初めて飲んだ真っ赤なワイン。
ワインの入った軸の細いグラスは冷たい。
それなのに、ワインは喉を通ると冷たさから熱さに変わった。
喉が焼けるようだった。そしてすっと熱さは消えていった。
あれが私の最初で最後の赤ワイン。
私の恋のように燃えて消え去った。
私の初恋の思い出の一幕だった。

◎          ◎

まだ私が大学生だったとき、自由に生きる彼氏がいた。
ひと回りも年上の彼だった。
働いているものの、パチンコにお金を注ぎ込んで、生活はカツカツ。
大学生だった私に、お金がないから貸せと泣きついてくるようなだらしない彼だった。でも、彼のことが好きだったから、愛していたから、大学時代にしては高額の10万円を貸したっけ。ふふっと今でも笑ってしまうような出来事だ。
ちゃんと返ってきたから笑えるのかもしれないが、もし返ってこなかったとしても、きっと許せてしまったんだろうなとどこかで思う。それだけ彼のことが好きだったから。

彼と私は禁断の恋のような関係性だった。
ひと回りも年上で、彼は高卒で、だらしない生活をしていることも知られていたため、付き合うことも家族から反対されていた。だからお風呂場や布団に潜り込んでヒソヒソ電話したり、ひっそりメッセージのやりとりをしたりと、関わるだけで一苦労することも多かった。

そして私はどうしても彼に会いたくて、夜中の0時に裸足で家を飛び出していたのだ。
今考えても笑える。穏やかで静かに過ごすことを望んでいた私が、何とも危険なことを犯していたからだ。
でも、その時は危険だからなんてどうだってよかった。ただただ彼に会うことだけ、それだけを考えていた。それが達成できればよかった。そして彼も同じ気持ちだったんだと思う。

◎          ◎

そんな危うい関係の中、迎えた初めてのクリスマスデート。
今でも忘れない。家族に猛反対されてなくなってしまったのだ。
彼が一泊二日の旅行プランを考えてくれていて、私もそれに行く気満々だったが、叶わなかった。私と彼の関係をよく思っていない家族に友だちと泊まりに行くとごまかして伝えたことがバレたのだ。こっぴどく叱られ、家から出ることもできなくなってしまった。
ごめんね、ごめんねと彼に何度も謝った。あの時彼は、きっと、私のためにホテルも遊ぶ場所も計画してくれていたのに、最終的にキャンセル料も払わせてしまって終わった。
わかは悪くないからって寂しそうに彼が言っていた。ものすごく私が悪かったのにね。だから次の年のクリスマスデートは日帰りで少しだけ会うことにしていた。それだけでも家族の了承を得るのに苦戦した。
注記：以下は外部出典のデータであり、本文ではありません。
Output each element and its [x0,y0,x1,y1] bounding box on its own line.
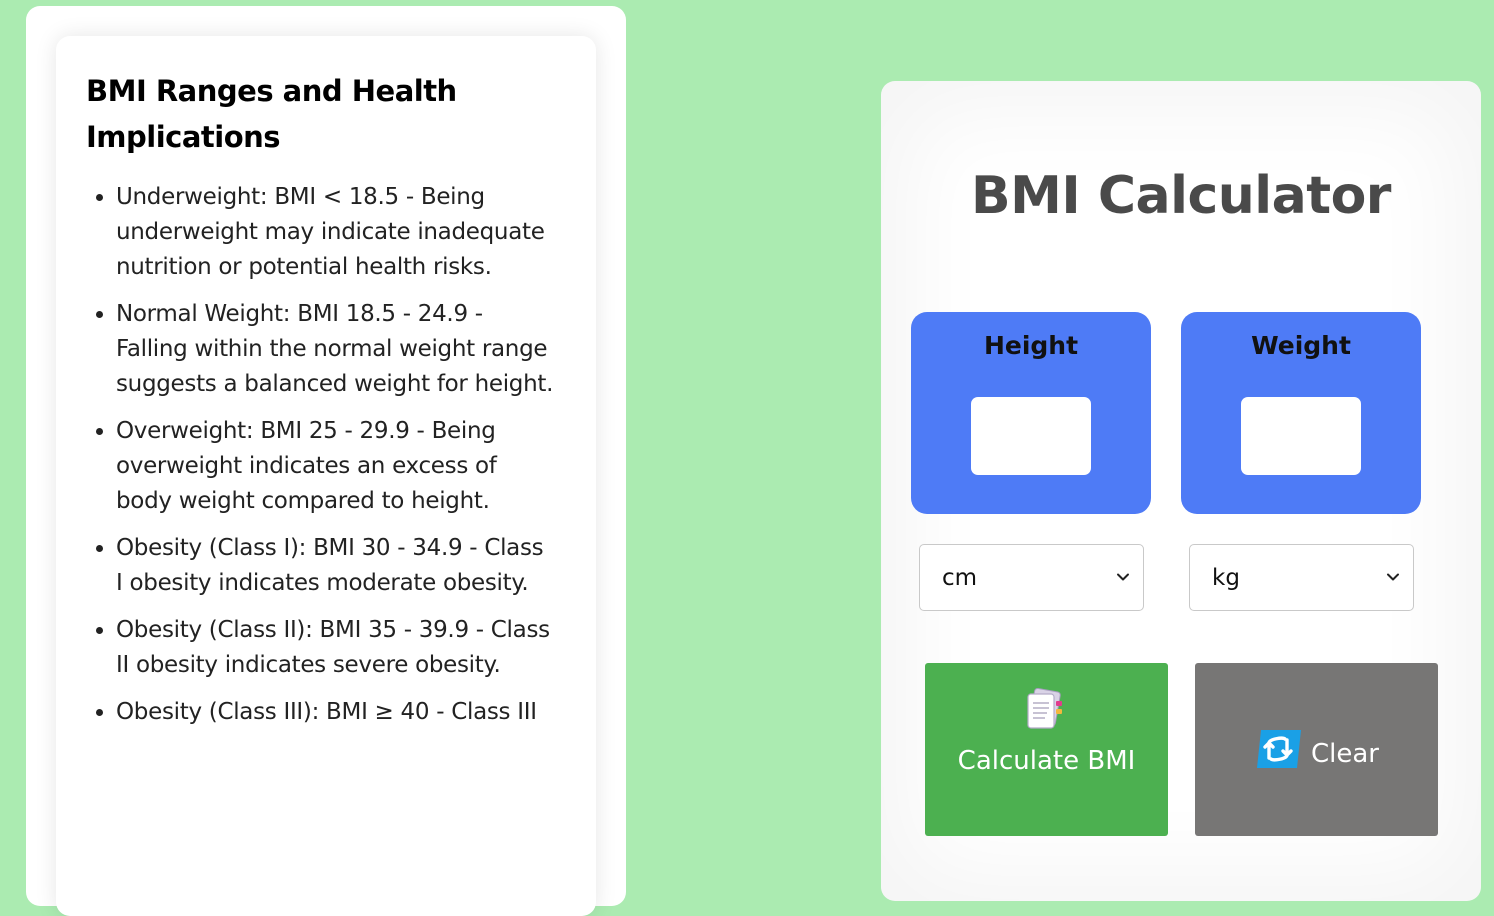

わかと過ごせるクリスマスは特別だからと用意されていたのは真っ赤なワインだった。俺はわかを家に送り届けたいから飲めないけど、わかに飲んでもらいたくてと綺麗なグラスに注がれていた。
喉が焼けるようなワインで味はあまり覚えていない。でも、彼が私のことを嬉しそうに見つめていたことはよく覚えている。

◎          ◎

でも、燃え尽きた。

社会人になって、金遣いが荒く、だらしない彼と付き合うことに抵抗を感じるようになっていった。価値観の違いも気になり、危険を犯すことへの違和感を覚え、私から別れを切り出した。遠距離だったこともあり、彼もしょうがなさそうに別れを受け入れた。

寂しくなかったといえば嘘になる。でも別れたことで私も彼も新たな一歩を踏み出せた。
彼は会社を立ち上げ、私は苦手だった文章を書くことで新しい自分と向き合うことができるようになった。
昔では考えられない変化を遂げた。

美しいな幕引きだ。
でも現実は美しい幕引きではない。
どこかで思う。今でも私のことを好きでいてくれる元彼。そんな元彼と完全に縁を切ることができない。時々元彼の「ほんっとにわかはかわいいなぁ」が聞きたくなってしまう。
いつか、あの時のクリスマスの思い出が、美しい思い出となるように、私は過去ではなく、輝く未来を見つめられるようになりたい。